Things I'd like to do:

- finish bluetooth stuff - it hurts my head
- make buttons/text change colors so it can match car's dash/interior lights
- better MP3 player
- improved FM quality - currently seems to have noise, could be raspberry pi's analog out too
- bluetooth audio is choppy - could be hardware issue, raspberry pi 3's bluetooth/wifi sucks. I turned off wifi to improve
- custom OBD2 reader, get rid of scantool and make my own screen
- redsea app only gets the FM station name sometimes and doesn't seem to get song info either. I want more info!

Other useful info:

This is just a big wrapper for omxplayer media player, rtl-sdr software, navit navigator, and scantool OBD2 app.

    The built-in wifi seems to have serious problems in the Raspberry Pi 3. Mine suddenly stopped working for no reason. After many hours of research and troubleshooting, determined it to be a hardware failure. Its recognized by linux, but will not do anything. It also has a problem with bluetooth. The same radio is used for both bluetooth and wifi which is a problem if you have both on. So even if my wifi was working I'd have problems with it anyways. So just buy a cheap usb dongle that works with raspbian and disable the built-in wifi. If you don't know which usb wifi to buy just search for a WIFI that is "Raspberry Pi compatible". USB adapters based on the Ralink RT5370N chip work just fine without any setup, try searching for that or just click on the link at the bottom of this page for the USB WIFI from Amazon.
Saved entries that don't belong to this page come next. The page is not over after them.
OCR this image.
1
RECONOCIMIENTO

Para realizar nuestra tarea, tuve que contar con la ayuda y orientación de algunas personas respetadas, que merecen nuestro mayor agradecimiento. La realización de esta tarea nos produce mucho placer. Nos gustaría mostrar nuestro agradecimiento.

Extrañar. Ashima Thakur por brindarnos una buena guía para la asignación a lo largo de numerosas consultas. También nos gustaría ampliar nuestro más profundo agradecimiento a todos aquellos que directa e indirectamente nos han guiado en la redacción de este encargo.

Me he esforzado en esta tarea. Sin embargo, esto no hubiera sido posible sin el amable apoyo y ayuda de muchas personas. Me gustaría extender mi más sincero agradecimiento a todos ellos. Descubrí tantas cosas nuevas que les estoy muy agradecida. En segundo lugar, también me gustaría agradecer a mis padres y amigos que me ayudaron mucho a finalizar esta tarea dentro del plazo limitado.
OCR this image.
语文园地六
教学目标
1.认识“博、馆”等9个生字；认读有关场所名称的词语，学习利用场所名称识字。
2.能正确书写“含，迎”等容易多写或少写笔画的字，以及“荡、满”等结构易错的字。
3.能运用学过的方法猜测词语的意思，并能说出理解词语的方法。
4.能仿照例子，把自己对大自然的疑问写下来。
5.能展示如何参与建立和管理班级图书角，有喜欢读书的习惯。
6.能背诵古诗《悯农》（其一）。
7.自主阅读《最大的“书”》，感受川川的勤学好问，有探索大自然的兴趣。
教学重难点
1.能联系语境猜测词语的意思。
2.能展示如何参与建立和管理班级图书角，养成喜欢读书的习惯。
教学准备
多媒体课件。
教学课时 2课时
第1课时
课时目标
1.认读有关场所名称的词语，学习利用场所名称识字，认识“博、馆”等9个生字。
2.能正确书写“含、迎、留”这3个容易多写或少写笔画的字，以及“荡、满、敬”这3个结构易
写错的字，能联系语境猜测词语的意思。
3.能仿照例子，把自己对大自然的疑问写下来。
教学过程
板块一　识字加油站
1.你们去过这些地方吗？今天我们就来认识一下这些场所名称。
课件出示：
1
    This could be made with different computers other than Raspberry Pi, but you will have to change the code to play MP3s/media with another player than omxplayer, because its made for Raspberry Pi only. Also the screen I used was made to plug into a Raspberry Pi's GPIO. You will have to make sure it works with your computer or simply get a more expensive one without the GPIO connector that has usb instead. Make sure you get a TOUCH screen and not just a screen.